Archived article

Please note that tax, investment, pension and ISA rules can change and the information and any views contained in this article may now be inaccurate.

The Nikkei 225 hitting a three-decade high hasn’t necessarily made UK investors rich
Thursday 22 Jun 2023 Author: Tom Sieber

Japanese stocks got their latest seal of approval from Warren Buffett as the legendary investor added to his holdings in Japan’s five largest trading houses. Akin to conglomerates, these ‘sōgō shōsha’ trade in a wide range of products and materials.

Buffett has been rewarded for his faith in Japan’s stock market, even if he says these investments are for the long-term and not just to make a quick buck.

The country’s flagship Nikkei 225 index reached a three-decade high on 16 June as the Bank of Japan persisted with its loose policy setting – running counter to the approach taken by other central banks. There has subsequently been some profit taking but the Nikkei still remains among the best performing indices worldwide so far in 2023.

M&G Investments’ Fabiana Fedeli says: ‘Within developed economies, Japan remains one of our favourite markets. We have found a number of companies that are improving operational leverage with a positive impact on earnings growth, alongside increasing shareholder returns via raising dividends and share buybacks, even without the support of the macroeconomic backdrop.

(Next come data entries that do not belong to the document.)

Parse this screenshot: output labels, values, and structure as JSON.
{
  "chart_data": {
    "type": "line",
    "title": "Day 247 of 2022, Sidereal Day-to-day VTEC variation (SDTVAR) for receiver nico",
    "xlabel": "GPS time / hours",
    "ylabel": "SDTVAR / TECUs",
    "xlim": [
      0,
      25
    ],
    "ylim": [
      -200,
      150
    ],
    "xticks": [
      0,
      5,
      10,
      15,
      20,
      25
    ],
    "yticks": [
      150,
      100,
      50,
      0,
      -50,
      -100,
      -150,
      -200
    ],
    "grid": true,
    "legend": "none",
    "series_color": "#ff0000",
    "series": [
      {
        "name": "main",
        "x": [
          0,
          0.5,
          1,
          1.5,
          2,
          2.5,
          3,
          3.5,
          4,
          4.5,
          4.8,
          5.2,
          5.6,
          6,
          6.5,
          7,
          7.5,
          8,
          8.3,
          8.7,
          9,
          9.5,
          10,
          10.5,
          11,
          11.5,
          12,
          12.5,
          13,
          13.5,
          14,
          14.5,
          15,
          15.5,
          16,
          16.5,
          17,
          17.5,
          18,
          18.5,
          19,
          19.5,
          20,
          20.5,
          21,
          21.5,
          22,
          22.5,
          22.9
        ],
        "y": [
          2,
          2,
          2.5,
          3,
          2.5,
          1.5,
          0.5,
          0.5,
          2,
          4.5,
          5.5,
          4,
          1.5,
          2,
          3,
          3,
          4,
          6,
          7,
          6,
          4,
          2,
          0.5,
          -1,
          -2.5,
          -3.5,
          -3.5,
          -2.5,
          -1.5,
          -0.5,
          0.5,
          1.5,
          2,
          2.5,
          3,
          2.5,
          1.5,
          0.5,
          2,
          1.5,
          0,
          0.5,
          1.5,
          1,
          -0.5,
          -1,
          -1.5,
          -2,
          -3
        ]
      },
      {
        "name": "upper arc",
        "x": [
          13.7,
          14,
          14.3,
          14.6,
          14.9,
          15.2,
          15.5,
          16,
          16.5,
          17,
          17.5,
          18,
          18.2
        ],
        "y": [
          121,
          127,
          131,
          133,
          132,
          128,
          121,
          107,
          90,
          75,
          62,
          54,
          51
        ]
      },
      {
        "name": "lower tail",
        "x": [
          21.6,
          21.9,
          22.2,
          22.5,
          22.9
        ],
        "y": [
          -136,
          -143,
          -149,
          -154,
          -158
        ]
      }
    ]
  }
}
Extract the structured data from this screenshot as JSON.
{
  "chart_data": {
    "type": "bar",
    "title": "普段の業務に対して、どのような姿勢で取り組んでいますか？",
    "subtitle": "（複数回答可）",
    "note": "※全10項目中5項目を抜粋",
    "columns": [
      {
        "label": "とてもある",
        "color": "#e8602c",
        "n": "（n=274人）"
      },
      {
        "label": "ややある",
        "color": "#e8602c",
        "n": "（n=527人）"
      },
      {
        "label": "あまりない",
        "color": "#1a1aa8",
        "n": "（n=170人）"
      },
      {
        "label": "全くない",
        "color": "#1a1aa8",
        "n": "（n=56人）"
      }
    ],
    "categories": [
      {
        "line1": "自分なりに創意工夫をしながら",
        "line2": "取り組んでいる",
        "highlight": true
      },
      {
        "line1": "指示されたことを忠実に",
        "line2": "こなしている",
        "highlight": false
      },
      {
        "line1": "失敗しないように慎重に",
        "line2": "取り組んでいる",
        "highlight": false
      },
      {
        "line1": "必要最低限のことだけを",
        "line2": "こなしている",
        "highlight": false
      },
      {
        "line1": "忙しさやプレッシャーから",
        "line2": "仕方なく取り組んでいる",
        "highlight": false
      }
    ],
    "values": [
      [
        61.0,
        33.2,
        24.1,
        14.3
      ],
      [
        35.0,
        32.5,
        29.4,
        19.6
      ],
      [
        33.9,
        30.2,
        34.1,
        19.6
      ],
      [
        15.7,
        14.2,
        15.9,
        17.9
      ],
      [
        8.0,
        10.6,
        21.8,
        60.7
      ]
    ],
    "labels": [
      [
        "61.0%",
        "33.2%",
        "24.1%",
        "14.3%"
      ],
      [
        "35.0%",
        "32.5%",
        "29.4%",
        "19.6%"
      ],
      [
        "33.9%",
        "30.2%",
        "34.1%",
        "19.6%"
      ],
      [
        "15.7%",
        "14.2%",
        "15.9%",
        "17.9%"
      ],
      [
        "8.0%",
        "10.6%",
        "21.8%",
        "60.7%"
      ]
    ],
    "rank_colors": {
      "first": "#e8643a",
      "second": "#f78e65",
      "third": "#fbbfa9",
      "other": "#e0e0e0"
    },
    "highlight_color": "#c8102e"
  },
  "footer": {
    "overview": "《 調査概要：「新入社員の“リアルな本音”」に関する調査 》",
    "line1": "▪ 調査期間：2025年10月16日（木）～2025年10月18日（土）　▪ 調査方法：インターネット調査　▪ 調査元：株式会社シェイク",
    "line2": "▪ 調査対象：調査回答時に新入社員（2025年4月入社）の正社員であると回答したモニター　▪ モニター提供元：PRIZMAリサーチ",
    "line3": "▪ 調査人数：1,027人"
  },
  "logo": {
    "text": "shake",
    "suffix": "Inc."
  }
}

‘However, less well recognised in our view, alongside this culture of self-help and corporate reform, is the prospect of wage growth boosting consumption, providing a further potential tailwind for growth in the years ahead.’

Fedeli says that despite recent market strength, Japanese equities remain ‘underappreciated’ – though she does acknowledge currency as a factor for investors.

After all, a weak yen may be boosting Japanese exports and providing a tailwind for the country’s stock market but it is making it difficult for UK investors to fully participate in the rally.

In sterling terms, the Nikkei has delivered a return of just 12% compared with 27% in yen terms. So even the mainstream index trackers and exchange-traded funds tracking the index have underperformed, if priced in sterling.

The table shows the performance of various Japan-focused funds and investment trusts priced in sterling and only one has managed to beat the yen performance of the Nikkei 225, being Nippon Active Value Fund (NAVF) with a 28% return year-to-date.

A currency hedged tracker, like UBS MSCI Japan UCITS ETF (hedged to GBP) (UB02), which looks to balance out foreign exchange moves, would have allowed you to better participate in Japan’s rally. It has returned 26% year-to-date.